'Too often we treat popular music as wallpaper surrounding us as we live
our lives. Jude Rogers shows the emotional and cerebral heft such music
can have. It's a personal journey which becomes universal.
Fascinating'
Ian Rankin
'Moving and absorbing, The Sound of Being Human mixes memoir,
analysis, anecdote and personal chronicle into a mosaic that evokes what
music means to the individual and the human tribe. A candid, beautiful
read'
Stuart Maconie
The Sound of Being Human explores why music plays such a deep-rooted
role in our lives from before we are born to our last days.
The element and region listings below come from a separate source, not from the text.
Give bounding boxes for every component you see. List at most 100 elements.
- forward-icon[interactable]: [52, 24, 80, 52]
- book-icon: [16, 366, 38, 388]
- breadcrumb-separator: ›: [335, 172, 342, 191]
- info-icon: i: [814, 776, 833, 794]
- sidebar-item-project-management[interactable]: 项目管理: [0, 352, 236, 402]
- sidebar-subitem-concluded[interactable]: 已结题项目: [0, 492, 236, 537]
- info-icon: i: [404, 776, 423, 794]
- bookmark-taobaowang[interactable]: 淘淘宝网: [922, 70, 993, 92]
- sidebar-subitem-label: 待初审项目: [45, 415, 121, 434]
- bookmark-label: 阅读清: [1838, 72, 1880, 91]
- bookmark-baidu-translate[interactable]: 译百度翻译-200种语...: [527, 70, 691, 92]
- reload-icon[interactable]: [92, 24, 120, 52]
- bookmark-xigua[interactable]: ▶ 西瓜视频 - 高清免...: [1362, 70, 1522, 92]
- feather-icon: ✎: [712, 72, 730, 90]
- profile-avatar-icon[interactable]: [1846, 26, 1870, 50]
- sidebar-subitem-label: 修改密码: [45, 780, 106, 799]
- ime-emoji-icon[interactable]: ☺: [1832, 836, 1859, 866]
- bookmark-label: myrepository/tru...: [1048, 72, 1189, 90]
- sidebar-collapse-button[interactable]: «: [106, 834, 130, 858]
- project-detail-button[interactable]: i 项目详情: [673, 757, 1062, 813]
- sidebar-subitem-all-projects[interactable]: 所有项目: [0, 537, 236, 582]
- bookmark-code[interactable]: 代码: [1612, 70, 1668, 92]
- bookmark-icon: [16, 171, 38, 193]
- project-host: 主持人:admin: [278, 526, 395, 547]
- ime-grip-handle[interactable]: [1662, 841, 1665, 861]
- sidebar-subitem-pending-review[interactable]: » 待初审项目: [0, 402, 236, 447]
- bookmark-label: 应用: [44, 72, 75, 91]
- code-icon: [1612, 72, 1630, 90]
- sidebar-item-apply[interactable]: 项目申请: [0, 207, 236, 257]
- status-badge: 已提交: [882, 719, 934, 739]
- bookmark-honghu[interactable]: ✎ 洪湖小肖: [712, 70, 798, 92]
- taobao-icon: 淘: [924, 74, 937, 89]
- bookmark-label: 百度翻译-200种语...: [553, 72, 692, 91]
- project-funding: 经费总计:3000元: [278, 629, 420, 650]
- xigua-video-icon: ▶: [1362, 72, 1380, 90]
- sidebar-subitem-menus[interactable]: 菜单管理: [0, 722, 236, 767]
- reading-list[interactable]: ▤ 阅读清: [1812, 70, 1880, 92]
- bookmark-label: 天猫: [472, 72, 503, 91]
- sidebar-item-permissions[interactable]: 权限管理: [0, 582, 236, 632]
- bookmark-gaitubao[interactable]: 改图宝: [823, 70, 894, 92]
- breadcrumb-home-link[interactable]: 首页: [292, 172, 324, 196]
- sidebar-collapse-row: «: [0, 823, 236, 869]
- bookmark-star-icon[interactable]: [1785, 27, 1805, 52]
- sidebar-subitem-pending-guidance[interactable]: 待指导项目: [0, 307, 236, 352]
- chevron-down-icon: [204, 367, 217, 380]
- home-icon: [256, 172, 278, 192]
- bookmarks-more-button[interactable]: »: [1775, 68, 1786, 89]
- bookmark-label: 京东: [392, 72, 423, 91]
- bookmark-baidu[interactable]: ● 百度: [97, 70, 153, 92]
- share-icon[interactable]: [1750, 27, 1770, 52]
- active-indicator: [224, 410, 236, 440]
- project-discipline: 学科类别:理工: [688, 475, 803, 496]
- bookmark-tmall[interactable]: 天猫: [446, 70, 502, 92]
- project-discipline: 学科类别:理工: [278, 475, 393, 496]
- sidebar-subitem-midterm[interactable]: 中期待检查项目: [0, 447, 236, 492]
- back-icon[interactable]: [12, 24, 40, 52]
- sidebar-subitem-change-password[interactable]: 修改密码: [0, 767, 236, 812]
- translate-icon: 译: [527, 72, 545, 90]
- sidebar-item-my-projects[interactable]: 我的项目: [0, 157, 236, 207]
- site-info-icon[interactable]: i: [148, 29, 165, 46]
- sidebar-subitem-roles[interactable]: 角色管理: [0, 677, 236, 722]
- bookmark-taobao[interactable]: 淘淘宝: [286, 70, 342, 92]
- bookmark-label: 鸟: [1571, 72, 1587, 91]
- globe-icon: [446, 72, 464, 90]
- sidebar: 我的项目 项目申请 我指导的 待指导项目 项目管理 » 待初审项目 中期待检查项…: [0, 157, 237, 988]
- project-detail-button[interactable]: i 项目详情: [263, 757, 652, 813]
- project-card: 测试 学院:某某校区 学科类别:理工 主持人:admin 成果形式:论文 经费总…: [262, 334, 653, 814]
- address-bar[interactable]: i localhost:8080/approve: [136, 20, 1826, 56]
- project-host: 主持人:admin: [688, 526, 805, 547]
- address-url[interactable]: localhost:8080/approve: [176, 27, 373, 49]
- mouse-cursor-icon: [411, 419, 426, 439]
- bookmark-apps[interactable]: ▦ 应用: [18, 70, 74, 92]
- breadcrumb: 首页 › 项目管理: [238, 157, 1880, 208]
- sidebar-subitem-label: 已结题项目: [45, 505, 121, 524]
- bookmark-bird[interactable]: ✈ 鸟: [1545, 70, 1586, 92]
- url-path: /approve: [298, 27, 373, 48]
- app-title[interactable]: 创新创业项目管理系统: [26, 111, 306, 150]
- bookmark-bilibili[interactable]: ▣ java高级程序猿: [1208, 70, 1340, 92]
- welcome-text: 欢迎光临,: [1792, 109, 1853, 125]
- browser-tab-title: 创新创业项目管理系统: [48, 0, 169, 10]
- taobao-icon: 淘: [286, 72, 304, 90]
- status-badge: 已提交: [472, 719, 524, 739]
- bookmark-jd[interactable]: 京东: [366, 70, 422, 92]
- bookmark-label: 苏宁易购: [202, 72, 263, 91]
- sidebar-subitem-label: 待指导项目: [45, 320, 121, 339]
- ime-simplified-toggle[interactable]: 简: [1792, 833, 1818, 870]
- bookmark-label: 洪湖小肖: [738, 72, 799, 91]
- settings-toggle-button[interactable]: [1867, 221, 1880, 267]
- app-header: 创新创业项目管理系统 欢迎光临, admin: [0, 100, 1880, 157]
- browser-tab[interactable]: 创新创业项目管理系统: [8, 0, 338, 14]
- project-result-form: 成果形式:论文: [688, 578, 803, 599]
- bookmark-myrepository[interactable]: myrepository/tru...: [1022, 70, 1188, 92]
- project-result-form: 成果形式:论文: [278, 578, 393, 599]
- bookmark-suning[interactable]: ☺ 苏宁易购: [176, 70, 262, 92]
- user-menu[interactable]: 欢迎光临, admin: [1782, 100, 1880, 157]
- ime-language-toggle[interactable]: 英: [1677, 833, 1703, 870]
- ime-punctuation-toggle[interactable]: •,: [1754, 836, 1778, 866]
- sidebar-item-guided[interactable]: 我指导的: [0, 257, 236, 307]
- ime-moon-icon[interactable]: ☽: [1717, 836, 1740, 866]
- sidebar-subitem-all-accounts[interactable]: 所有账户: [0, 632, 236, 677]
At its heart
is Jude's own story: how songs helped her wrestle with the grief of
losing her father; concoct her own sense of self; sky-rocket her
relationships, both real and imagined, propel her own journey into
working life, adulthood and parenthood, and look to the future.
Shaped around twelve songs, ranging from ABBA's 'Super Trouper' to Neneh
Cherry's 'Buffalo Stance', Kraftwerk's 'Radioactivity' to Martha Reeves
and the Vandellas' 'Heat Wave', the book combines memoir and historical,
scientific and cultural enquiry to show how music can shape different
versions of ourselves; how we rely upon music for comfort, for
epiphanies, and for sexual and physical connection; how we grow with
songs, and songs grow inside us. It is about music's power to help us
tell our own stories, whatever they are, and make them sing.